Thu, November 8, 12:00 to 1:45pm, Westin Peachtree, Floor: Sixth, Chastain H (Sixth)

Session Submission Type: Paper Session: Traditional Format

Abstract

In The New Urban Crisis (2017), Richard Florida describes the fundamental paradox of urban growth in the twenty-first century: in today’s hyper-competitive economic landscape, cities are forced to redevelop to compete with one another, but as they redevelop, they become more expensive and thereby become inaccessible to lower- and middle-income residents—who are disproportionately black or brown. The most affluent, productive, dense, and successful cities, and the cities that are the most liberal in their political leanings, Florida observes, are also the most segregated cities with the greatest economic inequality. Florida concedes that there is no easy fix to this dilemma, which is playing out in every major city in the U.S. here in 2018. While Florida details a number of approaches that could help to reverse these trends toward segregation and deepening inequality, he concedes that so many political, economic, and cultural obstacles stand in the way that an entire paradigm shift toward responsible urbanism will have to take place before real change is enacted in our cities.

As gentrification and its attendant modes of displacement transform American urban life and increase inequality in the ways that Florida describes, cities might be understood as sites of emergence that, for many, are the staging grounds for crisis. With the recent trend toward corporate and private interests embedding themselves in local governance, cities are increasingly emerging as spaces in which an ethos of neoliberalism and private investment supersedes what Henri Lefebvre identified as the individual’s “the right to the city.” These trends become even more troubling when considering how urban redevelopment situates the very marginalized communities it displaces as fetishized objects of authenticity.

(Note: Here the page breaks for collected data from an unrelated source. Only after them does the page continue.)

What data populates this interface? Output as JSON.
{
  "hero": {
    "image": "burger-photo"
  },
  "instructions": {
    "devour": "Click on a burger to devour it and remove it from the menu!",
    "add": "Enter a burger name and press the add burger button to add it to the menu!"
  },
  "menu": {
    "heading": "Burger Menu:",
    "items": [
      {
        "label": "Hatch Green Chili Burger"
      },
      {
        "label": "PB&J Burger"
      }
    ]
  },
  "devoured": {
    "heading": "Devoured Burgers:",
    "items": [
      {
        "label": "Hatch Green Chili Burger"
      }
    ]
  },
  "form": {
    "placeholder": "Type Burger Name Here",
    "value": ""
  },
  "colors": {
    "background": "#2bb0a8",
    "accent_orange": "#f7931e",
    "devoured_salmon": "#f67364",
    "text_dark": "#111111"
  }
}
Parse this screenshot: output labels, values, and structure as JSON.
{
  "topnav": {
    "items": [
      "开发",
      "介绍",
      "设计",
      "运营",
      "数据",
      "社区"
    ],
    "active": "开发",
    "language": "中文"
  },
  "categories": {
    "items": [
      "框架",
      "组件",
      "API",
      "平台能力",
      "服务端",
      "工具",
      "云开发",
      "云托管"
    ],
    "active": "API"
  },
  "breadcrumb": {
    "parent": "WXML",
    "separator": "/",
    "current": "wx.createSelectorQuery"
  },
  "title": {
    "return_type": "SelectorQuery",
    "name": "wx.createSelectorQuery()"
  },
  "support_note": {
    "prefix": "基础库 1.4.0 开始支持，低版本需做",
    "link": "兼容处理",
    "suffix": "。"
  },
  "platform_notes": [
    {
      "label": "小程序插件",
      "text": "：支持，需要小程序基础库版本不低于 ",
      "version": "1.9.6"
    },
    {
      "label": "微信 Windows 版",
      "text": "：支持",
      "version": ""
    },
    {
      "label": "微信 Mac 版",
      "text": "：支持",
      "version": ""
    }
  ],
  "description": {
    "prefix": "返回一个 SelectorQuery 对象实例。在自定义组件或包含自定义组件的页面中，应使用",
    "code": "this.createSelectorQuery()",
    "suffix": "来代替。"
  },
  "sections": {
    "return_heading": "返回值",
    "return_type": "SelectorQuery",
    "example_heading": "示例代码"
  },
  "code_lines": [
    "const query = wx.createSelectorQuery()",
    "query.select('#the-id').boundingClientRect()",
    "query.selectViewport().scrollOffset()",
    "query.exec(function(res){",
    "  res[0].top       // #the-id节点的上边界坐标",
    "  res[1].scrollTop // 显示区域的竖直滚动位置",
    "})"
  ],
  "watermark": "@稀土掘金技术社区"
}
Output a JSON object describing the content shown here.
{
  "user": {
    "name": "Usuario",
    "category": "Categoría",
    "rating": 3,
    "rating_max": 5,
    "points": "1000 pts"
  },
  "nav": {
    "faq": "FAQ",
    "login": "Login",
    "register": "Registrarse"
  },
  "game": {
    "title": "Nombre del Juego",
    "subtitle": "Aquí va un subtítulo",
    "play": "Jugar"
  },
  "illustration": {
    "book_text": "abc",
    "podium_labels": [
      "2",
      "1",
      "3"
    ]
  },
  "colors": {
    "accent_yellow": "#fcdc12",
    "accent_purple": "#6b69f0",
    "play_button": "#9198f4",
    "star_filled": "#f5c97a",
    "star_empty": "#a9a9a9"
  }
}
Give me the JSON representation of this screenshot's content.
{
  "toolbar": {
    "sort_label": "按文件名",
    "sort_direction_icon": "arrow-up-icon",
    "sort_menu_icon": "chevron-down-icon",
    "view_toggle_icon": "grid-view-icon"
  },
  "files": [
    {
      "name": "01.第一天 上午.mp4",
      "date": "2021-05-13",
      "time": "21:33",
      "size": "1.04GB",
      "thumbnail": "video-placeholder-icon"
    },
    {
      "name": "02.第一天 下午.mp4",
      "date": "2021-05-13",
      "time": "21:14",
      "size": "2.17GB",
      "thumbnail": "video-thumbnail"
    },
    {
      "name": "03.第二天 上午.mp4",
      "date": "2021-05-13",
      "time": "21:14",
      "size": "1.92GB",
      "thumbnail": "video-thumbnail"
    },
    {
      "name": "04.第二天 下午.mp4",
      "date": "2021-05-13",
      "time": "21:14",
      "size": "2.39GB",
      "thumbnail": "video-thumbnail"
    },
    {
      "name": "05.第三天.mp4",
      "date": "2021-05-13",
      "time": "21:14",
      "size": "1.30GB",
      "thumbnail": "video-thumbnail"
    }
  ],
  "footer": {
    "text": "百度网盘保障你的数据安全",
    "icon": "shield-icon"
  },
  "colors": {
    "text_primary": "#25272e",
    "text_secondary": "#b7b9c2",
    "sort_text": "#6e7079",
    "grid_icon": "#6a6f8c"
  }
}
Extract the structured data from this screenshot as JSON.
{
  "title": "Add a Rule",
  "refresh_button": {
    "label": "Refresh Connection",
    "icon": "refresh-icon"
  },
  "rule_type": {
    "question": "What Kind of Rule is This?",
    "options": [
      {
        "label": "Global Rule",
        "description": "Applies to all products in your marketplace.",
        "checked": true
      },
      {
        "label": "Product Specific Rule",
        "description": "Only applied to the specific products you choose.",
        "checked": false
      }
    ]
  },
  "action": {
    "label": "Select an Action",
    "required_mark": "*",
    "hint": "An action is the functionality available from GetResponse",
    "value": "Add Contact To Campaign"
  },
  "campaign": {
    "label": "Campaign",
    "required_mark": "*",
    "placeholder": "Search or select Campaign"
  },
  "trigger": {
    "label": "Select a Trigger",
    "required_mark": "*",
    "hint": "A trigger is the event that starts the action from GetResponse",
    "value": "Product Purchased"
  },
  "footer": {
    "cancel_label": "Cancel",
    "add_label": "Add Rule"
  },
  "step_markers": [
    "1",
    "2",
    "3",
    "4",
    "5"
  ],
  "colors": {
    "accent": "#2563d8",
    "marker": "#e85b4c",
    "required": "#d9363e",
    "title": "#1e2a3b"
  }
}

Blackness, as Sharon Zukin and others have demonstrated, functions as both an obstacle and a benefit for gentrifiers as they “sell” new visions of urban life.

Considering the factors that go into the making of the modern city, this panel interrogates the contemporary city as a site of emergence, posing questions such as:

o How do narratives about the city provide ways of confronting and understanding gentrification, urban transformation, and inequality?
o How are neighborhoods and communities affected by urban emergence, and what means exist for challenging the neoliberal restructuring of space?
o Where does the balance lie between fostering economic growth in emerging cities and providing for poor and marginalized communities?
o What are the historical foundations of gentrification and displacement in American cities?
o How may urban studies provide new opportunities for understanding race and identity?
o What forms of emergence are staged as a result of urban redevelopment?